The Decision Tree however, doesn't apply things like gradient. It only split either vertically or horizontally. It only split x-axis or y-axis, but not both. That's why the split only depends on each of the feature, not joint.

Linear Regression, has same similar principles, which ignore the relation of the features. each of feature in LR has its own coef, and scaled automatically depending on its coef. Because of that it doesn't require the relationship of the features which result to unaffected by feature scalling.

Mini Project

As usual, because this blog post are the note that I have taken from Udacity course, Here I attack some of the problem they have at their mini project. You can see the link of the course for this note at the bottom of this page.
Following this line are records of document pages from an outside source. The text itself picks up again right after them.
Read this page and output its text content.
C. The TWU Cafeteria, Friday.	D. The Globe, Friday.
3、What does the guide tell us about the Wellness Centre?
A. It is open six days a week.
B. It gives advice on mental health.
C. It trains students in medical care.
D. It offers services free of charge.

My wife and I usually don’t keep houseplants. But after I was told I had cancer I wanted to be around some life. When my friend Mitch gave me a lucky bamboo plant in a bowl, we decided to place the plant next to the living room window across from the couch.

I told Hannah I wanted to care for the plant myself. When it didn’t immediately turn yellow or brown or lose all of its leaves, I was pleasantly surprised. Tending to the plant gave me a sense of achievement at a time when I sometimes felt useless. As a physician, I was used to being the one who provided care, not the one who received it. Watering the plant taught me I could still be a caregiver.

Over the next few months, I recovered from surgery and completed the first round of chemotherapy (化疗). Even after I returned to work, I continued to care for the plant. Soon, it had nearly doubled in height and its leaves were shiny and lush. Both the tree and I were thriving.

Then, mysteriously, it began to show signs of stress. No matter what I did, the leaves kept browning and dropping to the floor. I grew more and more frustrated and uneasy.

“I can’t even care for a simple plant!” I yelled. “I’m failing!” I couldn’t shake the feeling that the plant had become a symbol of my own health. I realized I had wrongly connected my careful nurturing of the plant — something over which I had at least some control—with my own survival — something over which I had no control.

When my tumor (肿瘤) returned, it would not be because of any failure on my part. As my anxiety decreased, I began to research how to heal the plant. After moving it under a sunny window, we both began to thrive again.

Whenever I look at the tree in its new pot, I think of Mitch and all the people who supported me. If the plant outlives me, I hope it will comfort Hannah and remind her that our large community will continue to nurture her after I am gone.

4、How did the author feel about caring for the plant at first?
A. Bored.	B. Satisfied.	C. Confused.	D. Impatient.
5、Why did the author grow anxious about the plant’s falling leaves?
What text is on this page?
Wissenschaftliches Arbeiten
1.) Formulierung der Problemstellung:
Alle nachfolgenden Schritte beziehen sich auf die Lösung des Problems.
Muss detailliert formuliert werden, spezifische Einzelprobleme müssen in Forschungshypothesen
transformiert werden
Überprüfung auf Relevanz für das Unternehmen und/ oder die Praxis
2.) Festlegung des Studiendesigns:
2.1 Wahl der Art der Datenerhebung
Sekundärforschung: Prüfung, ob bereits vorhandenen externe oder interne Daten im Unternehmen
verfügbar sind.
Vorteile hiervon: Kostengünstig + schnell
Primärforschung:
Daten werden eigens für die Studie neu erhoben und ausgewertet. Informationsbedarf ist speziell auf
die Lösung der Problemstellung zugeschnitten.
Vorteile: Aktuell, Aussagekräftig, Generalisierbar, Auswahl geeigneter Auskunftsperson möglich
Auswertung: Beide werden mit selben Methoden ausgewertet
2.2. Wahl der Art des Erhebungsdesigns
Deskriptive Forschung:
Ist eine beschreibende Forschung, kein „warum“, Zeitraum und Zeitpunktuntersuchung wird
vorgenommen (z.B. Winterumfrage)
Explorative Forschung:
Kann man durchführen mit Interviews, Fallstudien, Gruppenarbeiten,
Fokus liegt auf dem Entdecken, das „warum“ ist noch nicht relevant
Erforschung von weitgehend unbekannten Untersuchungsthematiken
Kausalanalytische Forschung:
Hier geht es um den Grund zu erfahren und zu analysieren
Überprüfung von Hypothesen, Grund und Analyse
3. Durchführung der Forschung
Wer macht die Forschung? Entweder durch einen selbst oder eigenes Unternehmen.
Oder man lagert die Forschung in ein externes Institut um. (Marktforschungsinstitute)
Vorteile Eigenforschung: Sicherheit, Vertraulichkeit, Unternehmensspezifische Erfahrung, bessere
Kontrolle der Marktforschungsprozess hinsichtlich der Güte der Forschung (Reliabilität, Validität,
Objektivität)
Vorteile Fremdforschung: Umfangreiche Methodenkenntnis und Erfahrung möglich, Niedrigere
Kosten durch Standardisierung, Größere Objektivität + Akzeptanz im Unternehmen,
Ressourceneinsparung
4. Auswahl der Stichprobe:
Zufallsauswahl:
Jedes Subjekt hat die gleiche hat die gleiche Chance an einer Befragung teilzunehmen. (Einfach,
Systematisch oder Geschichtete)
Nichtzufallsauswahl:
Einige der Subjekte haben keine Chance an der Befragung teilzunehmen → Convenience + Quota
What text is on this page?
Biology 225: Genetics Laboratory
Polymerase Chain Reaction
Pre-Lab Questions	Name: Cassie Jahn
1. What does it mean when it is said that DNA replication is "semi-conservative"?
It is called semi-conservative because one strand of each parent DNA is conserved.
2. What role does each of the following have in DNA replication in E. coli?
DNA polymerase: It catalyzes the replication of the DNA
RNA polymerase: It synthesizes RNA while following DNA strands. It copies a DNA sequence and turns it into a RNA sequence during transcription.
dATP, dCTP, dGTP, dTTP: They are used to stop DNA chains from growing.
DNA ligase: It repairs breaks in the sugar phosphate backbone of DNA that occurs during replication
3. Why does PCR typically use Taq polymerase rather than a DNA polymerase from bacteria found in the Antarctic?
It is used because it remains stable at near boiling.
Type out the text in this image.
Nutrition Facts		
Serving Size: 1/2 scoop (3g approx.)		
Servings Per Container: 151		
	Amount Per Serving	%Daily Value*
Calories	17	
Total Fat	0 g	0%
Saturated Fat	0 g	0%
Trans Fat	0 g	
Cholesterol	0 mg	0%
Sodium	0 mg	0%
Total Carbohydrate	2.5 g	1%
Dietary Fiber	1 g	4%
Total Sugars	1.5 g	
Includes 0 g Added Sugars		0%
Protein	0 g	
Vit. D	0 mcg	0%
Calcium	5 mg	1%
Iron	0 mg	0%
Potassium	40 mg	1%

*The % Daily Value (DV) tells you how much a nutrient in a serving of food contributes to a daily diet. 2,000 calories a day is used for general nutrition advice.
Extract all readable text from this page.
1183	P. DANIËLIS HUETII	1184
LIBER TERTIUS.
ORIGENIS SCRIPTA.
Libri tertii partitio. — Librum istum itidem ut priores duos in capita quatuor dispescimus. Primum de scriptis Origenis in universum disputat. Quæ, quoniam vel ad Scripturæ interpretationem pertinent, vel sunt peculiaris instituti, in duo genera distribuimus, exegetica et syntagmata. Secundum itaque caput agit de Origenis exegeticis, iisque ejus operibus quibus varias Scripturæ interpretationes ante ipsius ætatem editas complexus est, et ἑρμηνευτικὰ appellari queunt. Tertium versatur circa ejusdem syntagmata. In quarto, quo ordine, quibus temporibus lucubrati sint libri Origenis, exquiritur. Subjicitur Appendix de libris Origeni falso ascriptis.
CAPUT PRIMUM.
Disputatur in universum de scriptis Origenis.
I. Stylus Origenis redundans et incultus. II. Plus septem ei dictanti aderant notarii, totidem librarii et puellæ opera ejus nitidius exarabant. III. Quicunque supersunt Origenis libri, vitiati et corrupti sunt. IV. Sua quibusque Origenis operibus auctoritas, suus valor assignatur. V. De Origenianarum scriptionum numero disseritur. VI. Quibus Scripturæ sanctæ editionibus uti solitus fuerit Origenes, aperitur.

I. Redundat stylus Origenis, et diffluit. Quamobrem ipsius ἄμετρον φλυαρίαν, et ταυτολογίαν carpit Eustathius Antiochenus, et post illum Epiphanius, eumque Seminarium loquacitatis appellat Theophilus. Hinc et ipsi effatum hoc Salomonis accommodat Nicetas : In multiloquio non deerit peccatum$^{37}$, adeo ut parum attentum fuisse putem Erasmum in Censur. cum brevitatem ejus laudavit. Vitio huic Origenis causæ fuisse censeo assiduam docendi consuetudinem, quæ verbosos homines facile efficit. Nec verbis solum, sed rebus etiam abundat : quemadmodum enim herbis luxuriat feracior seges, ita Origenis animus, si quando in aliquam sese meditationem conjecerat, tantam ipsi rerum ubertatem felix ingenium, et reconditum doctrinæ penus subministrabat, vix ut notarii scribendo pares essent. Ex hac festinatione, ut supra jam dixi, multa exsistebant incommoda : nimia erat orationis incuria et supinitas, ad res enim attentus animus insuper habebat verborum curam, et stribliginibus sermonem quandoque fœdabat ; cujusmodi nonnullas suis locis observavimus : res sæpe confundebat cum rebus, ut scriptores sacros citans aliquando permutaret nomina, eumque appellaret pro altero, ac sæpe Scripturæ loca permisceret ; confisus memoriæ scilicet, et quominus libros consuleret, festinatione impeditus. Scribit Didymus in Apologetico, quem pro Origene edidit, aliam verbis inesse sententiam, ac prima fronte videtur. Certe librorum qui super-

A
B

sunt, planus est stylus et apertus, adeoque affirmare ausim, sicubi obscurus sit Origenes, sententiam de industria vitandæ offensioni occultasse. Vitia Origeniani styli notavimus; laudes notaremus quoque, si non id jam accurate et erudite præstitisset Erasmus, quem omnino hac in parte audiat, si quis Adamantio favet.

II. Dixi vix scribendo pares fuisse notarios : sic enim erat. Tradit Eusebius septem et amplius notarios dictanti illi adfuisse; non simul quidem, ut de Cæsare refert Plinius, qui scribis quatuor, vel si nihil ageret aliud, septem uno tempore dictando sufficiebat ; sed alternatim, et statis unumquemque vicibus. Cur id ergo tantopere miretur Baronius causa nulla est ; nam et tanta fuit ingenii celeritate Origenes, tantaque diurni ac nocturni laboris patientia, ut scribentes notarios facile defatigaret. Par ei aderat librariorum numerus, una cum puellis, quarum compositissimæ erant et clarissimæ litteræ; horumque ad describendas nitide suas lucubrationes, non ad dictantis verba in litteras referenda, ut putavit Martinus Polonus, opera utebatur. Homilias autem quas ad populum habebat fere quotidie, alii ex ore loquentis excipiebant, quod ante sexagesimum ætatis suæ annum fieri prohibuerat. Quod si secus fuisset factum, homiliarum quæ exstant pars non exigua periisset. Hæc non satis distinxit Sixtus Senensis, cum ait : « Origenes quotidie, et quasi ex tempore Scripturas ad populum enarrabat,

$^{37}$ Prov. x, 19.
Apply feature scaling to your k-means clustering code from the last lesson, on the “salary” and “exercised_stock_options” features (use only these two features). What would be the rescaled value of a "salary" feature that had an original value of 200,000, and an "exercised_stock_options" feature of 1 million? (Be sure to represent these numbers as floats, not integers!)

In [14]:
import pickle
In [ ]:
data_dict = pickle.load( open("../final_project/final_project_dataset.pkl", "r") )
### there's an outlier--remove it! 
data_dict.pop("TOTAL", 0)
In [64]:
salary = []
ex_stok = []
for users in data_dict:
    val = data_dict[users]["salary"]
    if val == 'NaN':
        continue
    salary.append(float(val))
    val = data_dict[users]["exercised_stock_options"]
    if val == 'NaN':
        continue
    ex_stok.append(float(val))
In [65]:
salary = [min(salary),200000.0,max(salary)]
ex_stok = [min(ex_stok),1000000.0,max(ex_stok)]
In [66]:
print salary
print ex_stok
[477.0, 200000.0, 1111258.0]
[17378.0, 1000000.0, 34348384.0]
In [67]:
salary = numpy.array([[e] for e in salary])
ex_stok = numpy.array([[e] for e in ex_stok])
In [68]:
scaler_salary = MinMaxScaler()
scaler_stok = MinMaxScaler()
In [69]:
rescaled_salary = scaler_salary.fit_transform(salary)
rescaled_stock = scaler_salary.fit_transform(ex_stok)
In [70]:
print rescaled_salary
print rescaled_stock
[[ 0.        ]
 [ 0.17962407]
 [ 1.        ]]
[[ 0.      ]
 [ 0.028622]
 [ 1.      ]]

One could argue about whether rescaling the financial data is strictly necessary, perhaps we want to keep the information that a 100,000 salary and 40,000,000 in stock options are dramatically different quantities. What if we wanted to cluster based on “from_messages” (the number of email messages sent from a particular email account) and “salary”? Would feature scaling be unnecessary in this case, or critical?

Critical! Emails typically number in the hundreds or low thousands, salaries are usually at least 1000x higher.